What would it take to reach a more semantic web on the projects through this mechanism? And can/should this be done in harmony with the existing {{Template}} system?

This session is to discuss the following:

  1. Are we aligned on the benefits, and which ones?
  2. Implementation options. Specifically:
    1. Is it easy to relate the vast majority of existing and proposed Wikidata entity types and properties to existing Schema.org entities and properties?
    2. Can we extend templates so they could be mapped to Schema.org?
      1. Would it be okay to empirically derive the mapping by manual and semi-automated analysis at WMF/WMDE and apply it behind the scenes so as to not introduce extra work for template authors? Would that be sustainable?
      2. Could we make it easy for template authors to mark up their templates for Schema.org compatibility and have some level of enforcement for as much? Could Schema.org attributes and entity types be autosuggested for template creators?
    3. Assuming we can do #1, what would it take to streamline MCR Schema.org data structures or MCR Wikibase property clusters mapped to Schema.org on defined entity types?
    4. Furthermore, if we can do #1 and #2, what’s to prevent us from letting templates as is merely be the interface for Schema.org compliant Wikibase entities and properties (e.g., by duck typing / autosynthesis)?
    5. What are the means by which data could be bidirectionally synchronized between Wikipedia and Wikidata with confidence in a way compatible with patroller expectations? And what storage and event processing would be needed? Can the systems be scaled in a way to accommodate arrival of real-time and increasingly fine grained information?
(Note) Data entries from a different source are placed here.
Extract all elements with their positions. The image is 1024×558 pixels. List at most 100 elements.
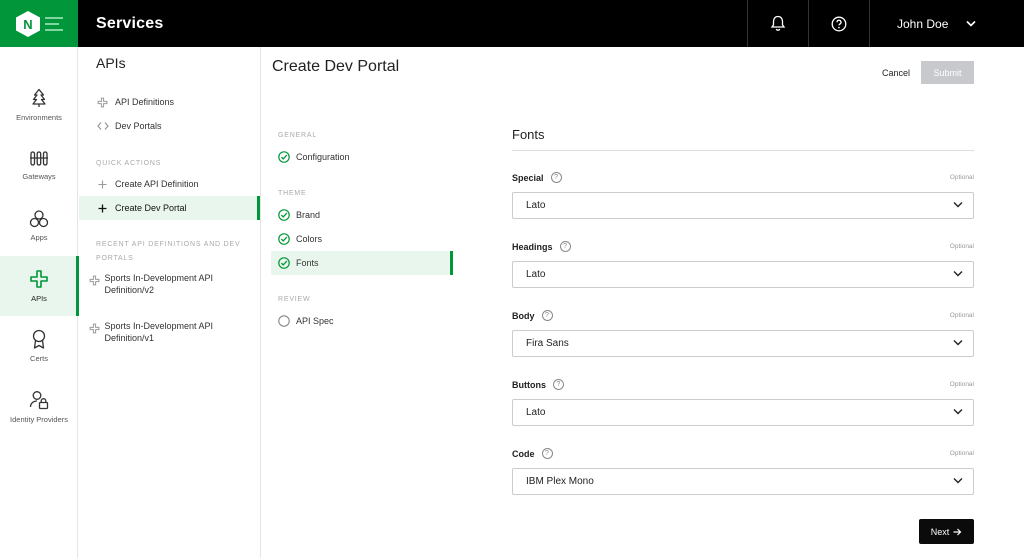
section-title: Fonts xyxy=(512,127,545,142)
step-label: API Spec xyxy=(296,316,334,326)
step-api-spec[interactable]: API Spec xyxy=(271,309,453,333)
app-title: Services xyxy=(96,14,164,32)
quick-action-create-api-definition[interactable]: Create API Definition xyxy=(79,172,260,196)
rail-item-apis[interactable]: APIs xyxy=(0,256,79,316)
user-menu[interactable]: John Doe xyxy=(869,0,1024,47)
rail-item-gateways[interactable]: Gateways xyxy=(0,135,78,195)
help-button[interactable] xyxy=(808,0,869,47)
step-group-theme: THEME xyxy=(278,190,307,197)
tree-icon xyxy=(32,88,46,107)
next-button[interactable]: Next xyxy=(919,519,974,544)
quick-action-label: Create Dev Portal xyxy=(115,203,187,213)
cancel-button[interactable]: Cancel xyxy=(870,62,922,84)
plus-icon xyxy=(96,204,109,213)
menu-lines-icon xyxy=(45,17,63,35)
quick-action-create-dev-portal[interactable]: Create Dev Portal xyxy=(79,196,260,220)
check-circle-icon xyxy=(278,257,290,269)
recent-heading: RECENT API DEFINITIONS AND DEV PORTALS xyxy=(96,241,241,262)
chevron-down-icon xyxy=(966,20,976,27)
bell-icon xyxy=(770,15,786,31)
recent-item[interactable]: Sports In-Development API Definition/v1 xyxy=(89,320,259,344)
rail-item-label: Gateways xyxy=(22,172,56,181)
check-circle-icon xyxy=(278,209,290,221)
help-icon[interactable]: ? xyxy=(541,310,553,321)
api-icon xyxy=(30,270,48,288)
step-group-general: GENERAL xyxy=(278,132,318,139)
step-brand[interactable]: Brand xyxy=(271,203,453,227)
help-icon[interactable]: ? xyxy=(553,379,564,390)
chevron-down-icon xyxy=(953,271,963,277)
empty-circle-icon xyxy=(278,315,290,327)
identity-icon xyxy=(29,391,49,410)
special-font-select[interactable]: Lato xyxy=(512,192,974,219)
rail-item-label: Environments xyxy=(16,113,62,122)
step-configuration[interactable]: Configuration xyxy=(271,145,453,169)
rail-item-identity-providers[interactable]: Identity Providers xyxy=(0,377,78,437)
panel-item-api-definitions[interactable]: API Definitions xyxy=(79,90,260,114)
check-circle-icon xyxy=(278,233,290,245)
logo-letter: N xyxy=(23,17,32,32)
headings-font-select[interactable]: Lato xyxy=(512,261,974,288)
step-fonts[interactable]: Fonts xyxy=(271,251,453,275)
recent-item-label: Sports In-Development API Definition/v2 xyxy=(104,273,214,295)
select-value: IBM Plex Mono xyxy=(526,476,594,487)
cert-icon xyxy=(32,329,46,349)
help-icon[interactable]: ? xyxy=(541,448,553,459)
user-name: John Doe xyxy=(897,16,949,31)
rail-item-label: Apps xyxy=(30,233,48,242)
rail-item-label: APIs xyxy=(31,294,47,303)
field-label-buttons: Buttons ? xyxy=(512,379,564,390)
optional-label: Optional xyxy=(949,174,974,181)
logo[interactable]: N xyxy=(0,0,78,47)
rail-item-certs[interactable]: Certs xyxy=(0,316,78,376)
help-icon[interactable]: ? xyxy=(550,172,562,183)
optional-label: Optional xyxy=(949,243,974,250)
step-group-review: REVIEW xyxy=(278,296,311,303)
body-font-select[interactable]: Fira Sans xyxy=(512,330,974,357)
next-label: Next xyxy=(930,526,950,537)
help-icon[interactable]: ? xyxy=(559,241,571,252)
help-icon xyxy=(831,16,847,31)
buttons-font-select[interactable]: Lato xyxy=(512,399,974,426)
check-circle-icon xyxy=(278,151,290,163)
select-value: Lato xyxy=(526,269,546,280)
gateway-icon xyxy=(30,151,48,166)
select-value: Fira Sans xyxy=(526,338,569,349)
optional-label: Optional xyxy=(949,312,974,319)
left-rail: Environments Gateways Apps APIs Certs Id… xyxy=(0,47,79,558)
field-label-headings: Headings ? xyxy=(512,241,571,252)
optional-label: Optional xyxy=(949,381,974,388)
apis-panel: APIs API Definitions Dev Portals QUICK A… xyxy=(79,47,261,558)
step-label: Brand xyxy=(296,210,321,220)
notifications-button[interactable] xyxy=(747,0,808,47)
rail-item-environments[interactable]: Environments xyxy=(0,75,78,135)
apps-icon xyxy=(29,210,49,228)
code-font-select[interactable]: IBM Plex Mono xyxy=(512,468,974,495)
plus-icon xyxy=(96,180,109,189)
nginx-logo-icon: N xyxy=(16,11,40,37)
step-label: Configuration xyxy=(296,152,350,162)
select-value: Lato xyxy=(526,200,546,211)
select-value: Lato xyxy=(526,407,546,418)
api-icon xyxy=(89,272,102,296)
chevron-down-icon xyxy=(953,478,963,484)
panel-title: APIs xyxy=(96,55,126,71)
panel-item-label: API Definitions xyxy=(115,97,175,107)
top-bar: N Services John Doe xyxy=(0,0,1024,47)
recent-item[interactable]: Sports In-Development API Definition/v2 xyxy=(89,272,259,296)
step-colors[interactable]: Colors xyxy=(271,227,453,251)
rail-item-apps[interactable]: Apps xyxy=(0,196,78,256)
field-label-body: Body ? xyxy=(512,310,553,321)
api-icon xyxy=(96,97,109,108)
code-icon xyxy=(96,121,109,131)
submit-button[interactable]: Submit xyxy=(921,61,974,84)
panel-item-label: Dev Portals xyxy=(115,121,162,131)
quick-action-label: Create API Definition xyxy=(115,179,199,189)
rail-item-label: Certs xyxy=(30,354,48,363)
panel-item-dev-portals[interactable]: Dev Portals xyxy=(79,114,260,138)
api-icon xyxy=(89,320,102,344)
quick-actions-heading: QUICK ACTIONS xyxy=(96,160,162,167)
chevron-down-icon xyxy=(953,202,963,208)
section-divider xyxy=(512,150,974,151)
recent-item-label: Sports In-Development API Definition/v1 xyxy=(104,321,214,343)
Understand that this discussion is not about Schema.org’s sameAs field mapping to Wikidata entities, although it’s complementary. Additionally, it is not a suggestion to implement Semantic MediaWiki, although that may (or may not - it hasn’t been a supported Wikimedia technology for a while) be one possible implementation strategy.

It’s possible Wikimedia projects outside of Wikipedia could also adopt this approach, although Wikipedia is the starting point for so many people and machines.

I must acknowledge the earlier and existing efforts and discourse by the WMDE, Wikidata, and WikiCite teams & communities; the Semantic MediaWiki community; Magnus Manske; Andy Mabbett; Dan Brickley (I don’t know Dan); Gabriel Wicke; Yaron Koren; Parsoid; Citoid; DBPedia; and probably numerous others in this space.